The $100 million in restricted stock will be given to Schmidt on Wednesday and will vest over the period of four years beginning in May 2015. The $6 million cash bonus will be granted at the end of the month. According to the Journal, Schmidt made $7.6 million in cash and stock in 2012. Schmidt’s bonuses over the last two years are the largest sums he can be given, according to Google’s cash incentives rules.
Schmidt made even more back in 2011 when he was still CEO of the company. That role has since been assumed by co-founder Larry Page. In 2011, Schmidt made $100 million after stepping down as CEO and assuming the Executive Chair position at the beginning of the year.
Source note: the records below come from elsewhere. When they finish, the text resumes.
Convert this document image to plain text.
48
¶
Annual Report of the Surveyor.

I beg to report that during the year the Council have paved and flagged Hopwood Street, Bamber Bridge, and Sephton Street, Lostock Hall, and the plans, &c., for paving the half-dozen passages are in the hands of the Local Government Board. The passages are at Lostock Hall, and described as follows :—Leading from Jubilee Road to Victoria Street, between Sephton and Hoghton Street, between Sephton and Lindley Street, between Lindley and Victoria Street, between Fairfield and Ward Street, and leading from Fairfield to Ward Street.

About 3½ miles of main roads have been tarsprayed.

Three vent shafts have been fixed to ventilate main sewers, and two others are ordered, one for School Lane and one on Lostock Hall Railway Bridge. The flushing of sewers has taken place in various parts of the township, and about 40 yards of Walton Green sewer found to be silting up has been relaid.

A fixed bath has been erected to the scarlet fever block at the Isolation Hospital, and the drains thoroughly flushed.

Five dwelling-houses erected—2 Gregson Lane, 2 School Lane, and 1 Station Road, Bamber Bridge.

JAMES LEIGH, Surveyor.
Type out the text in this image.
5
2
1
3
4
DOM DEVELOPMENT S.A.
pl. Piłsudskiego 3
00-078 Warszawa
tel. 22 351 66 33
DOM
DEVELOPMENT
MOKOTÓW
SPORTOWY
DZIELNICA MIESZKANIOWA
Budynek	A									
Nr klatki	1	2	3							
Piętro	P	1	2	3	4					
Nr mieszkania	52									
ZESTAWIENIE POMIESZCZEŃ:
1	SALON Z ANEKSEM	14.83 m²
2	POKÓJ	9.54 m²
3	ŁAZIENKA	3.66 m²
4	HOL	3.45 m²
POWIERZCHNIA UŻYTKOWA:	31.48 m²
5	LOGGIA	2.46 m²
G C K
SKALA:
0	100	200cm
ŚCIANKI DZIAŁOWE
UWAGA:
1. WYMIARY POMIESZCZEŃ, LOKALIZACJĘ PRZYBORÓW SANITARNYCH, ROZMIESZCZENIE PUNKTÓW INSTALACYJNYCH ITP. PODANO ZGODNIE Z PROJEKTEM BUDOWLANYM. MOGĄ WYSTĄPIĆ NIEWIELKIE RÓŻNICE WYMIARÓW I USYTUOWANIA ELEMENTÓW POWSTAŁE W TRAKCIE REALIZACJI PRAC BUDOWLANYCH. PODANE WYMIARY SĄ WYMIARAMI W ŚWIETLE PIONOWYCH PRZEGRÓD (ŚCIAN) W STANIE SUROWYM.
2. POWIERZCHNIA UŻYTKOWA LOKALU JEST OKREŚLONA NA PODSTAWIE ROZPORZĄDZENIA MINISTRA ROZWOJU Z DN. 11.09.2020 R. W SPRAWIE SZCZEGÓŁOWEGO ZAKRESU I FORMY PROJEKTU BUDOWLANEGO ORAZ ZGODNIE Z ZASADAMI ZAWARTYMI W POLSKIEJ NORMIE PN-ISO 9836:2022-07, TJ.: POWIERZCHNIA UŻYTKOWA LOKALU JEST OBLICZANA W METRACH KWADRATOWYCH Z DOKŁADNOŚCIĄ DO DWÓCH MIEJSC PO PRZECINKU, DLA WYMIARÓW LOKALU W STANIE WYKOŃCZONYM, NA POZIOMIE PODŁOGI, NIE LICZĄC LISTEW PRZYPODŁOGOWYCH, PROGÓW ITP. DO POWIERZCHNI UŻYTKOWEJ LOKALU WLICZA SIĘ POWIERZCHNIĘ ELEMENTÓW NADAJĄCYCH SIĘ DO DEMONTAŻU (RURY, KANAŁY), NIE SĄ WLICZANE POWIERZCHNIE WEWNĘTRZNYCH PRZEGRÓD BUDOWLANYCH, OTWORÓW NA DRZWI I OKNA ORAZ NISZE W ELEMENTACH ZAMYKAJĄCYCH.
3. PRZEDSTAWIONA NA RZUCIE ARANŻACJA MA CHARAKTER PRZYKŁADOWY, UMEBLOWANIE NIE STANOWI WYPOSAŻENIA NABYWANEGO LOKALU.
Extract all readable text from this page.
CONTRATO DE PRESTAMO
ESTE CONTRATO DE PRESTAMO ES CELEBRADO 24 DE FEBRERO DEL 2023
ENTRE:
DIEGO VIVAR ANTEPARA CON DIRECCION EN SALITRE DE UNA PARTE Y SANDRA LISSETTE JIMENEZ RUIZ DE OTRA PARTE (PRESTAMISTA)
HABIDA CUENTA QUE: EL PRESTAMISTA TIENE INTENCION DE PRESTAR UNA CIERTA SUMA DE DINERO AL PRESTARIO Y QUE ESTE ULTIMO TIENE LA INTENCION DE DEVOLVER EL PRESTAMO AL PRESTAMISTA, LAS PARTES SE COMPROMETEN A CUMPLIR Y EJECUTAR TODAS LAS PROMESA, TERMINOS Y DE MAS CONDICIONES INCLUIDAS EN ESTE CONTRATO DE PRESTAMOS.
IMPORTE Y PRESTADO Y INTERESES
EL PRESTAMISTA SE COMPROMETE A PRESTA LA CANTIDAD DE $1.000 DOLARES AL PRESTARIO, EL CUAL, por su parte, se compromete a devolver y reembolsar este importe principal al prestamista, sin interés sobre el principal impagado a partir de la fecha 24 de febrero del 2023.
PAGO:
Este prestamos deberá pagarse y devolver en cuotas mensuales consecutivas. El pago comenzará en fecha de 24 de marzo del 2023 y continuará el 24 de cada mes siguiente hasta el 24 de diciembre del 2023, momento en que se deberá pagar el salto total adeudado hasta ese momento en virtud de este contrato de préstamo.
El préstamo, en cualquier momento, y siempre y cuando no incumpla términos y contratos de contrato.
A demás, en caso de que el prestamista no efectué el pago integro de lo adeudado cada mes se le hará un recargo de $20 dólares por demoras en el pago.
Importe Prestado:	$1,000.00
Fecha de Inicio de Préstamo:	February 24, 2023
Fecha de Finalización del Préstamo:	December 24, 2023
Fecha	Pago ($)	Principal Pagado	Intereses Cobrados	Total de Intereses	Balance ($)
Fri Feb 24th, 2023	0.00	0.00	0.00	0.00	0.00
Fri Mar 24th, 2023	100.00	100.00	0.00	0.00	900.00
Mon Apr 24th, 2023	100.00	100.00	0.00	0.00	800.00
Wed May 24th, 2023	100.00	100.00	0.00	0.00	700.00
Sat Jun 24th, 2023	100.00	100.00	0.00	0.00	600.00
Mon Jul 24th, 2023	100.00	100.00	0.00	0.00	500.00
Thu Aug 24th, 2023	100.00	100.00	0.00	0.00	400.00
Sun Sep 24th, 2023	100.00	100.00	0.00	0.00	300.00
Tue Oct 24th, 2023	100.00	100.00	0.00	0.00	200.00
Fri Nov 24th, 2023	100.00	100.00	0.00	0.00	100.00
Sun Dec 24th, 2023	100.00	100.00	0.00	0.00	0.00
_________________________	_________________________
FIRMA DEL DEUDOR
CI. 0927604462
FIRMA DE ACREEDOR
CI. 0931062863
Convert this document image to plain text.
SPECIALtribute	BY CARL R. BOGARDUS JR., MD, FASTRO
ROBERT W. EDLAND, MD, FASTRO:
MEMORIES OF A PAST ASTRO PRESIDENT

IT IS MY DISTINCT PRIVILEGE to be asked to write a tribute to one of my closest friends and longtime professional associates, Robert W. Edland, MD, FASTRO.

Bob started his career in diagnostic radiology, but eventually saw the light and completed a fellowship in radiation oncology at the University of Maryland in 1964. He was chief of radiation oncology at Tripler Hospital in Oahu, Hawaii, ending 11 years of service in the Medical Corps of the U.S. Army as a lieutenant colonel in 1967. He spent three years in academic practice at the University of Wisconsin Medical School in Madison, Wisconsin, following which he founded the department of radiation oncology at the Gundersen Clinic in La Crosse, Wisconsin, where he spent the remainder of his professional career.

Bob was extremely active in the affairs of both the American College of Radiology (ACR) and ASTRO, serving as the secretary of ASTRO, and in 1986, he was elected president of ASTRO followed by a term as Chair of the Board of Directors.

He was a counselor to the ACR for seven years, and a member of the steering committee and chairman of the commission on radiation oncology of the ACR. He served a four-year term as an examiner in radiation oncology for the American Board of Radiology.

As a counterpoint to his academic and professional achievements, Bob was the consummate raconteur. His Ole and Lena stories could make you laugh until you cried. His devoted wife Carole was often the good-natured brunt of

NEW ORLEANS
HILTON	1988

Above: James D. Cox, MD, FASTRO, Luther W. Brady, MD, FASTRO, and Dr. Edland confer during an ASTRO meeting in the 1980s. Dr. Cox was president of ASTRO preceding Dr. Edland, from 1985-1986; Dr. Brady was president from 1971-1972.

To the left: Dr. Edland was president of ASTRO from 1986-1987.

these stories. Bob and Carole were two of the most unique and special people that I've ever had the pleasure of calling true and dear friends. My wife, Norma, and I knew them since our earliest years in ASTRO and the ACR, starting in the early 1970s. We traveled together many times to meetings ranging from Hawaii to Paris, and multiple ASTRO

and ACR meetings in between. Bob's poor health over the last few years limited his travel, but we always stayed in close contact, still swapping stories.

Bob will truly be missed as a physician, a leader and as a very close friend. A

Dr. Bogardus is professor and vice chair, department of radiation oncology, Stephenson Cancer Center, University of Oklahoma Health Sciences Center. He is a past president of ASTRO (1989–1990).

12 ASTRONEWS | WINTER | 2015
Google has been seemingly unstoppable in recent years, with the stock on the rise constantly as investors show confidence that it has successfully transitioned to mobile. Last week, the company reported fourth-quarter financials that fell in-line with expectations. The biggest problem that Google is facing right now is that its search business on mobile doesn’t garner ad space as lucrative as on desktop, which has caused the company’s enormous ad revenue to decline. The cost-per-click of Google ads has fallen 11 percent year-over-year. That decline was only slightly remedied by a 31 percent growth in total paid clicks.
Google is coping with this changing landscape by making acquisitions left and right to push the company into new tech territory. Most recently, Google acquired mysterious artificial intelligence company DeepMind at the end of last month. The company also recently bought Nest Labs, a maker of smart thermostats and smoke detectors to get a jump on the growing ‘Internet of Things’ trend that seeks to connect appliances to the Web.
Other recent good news for Google includes signs that the company’s three-year battle with the EU is coming to a close, a sale of the unprofitable Motorola to Chinese tech company Lenovo (LNVGY.PK), and a new patent alliance with Samsung Electronics (SSNLF.PK).
It was reported earlier this week that the company is close to resolving an antitrust investigation from Europe’s top watchdog — the European Commission. Commission head Joaquin Almunia reportedly likes of Google’s latest set of concessions and will approve them in the coming weeks despite continued protests from Google’s competitors that they don’t go far enough to reduce the company’s search dominance.
Google also recently teamed up with Samsung on a ten-year patent alliance covering all current and future patents from the two companies. The alliance leaves both companies better protected against future patent litigation from their arch-enemy Apple (NASDAQ:AAPL). Overall, Google closed 2013 on a strong note, warranting another big bonus for Schmidt.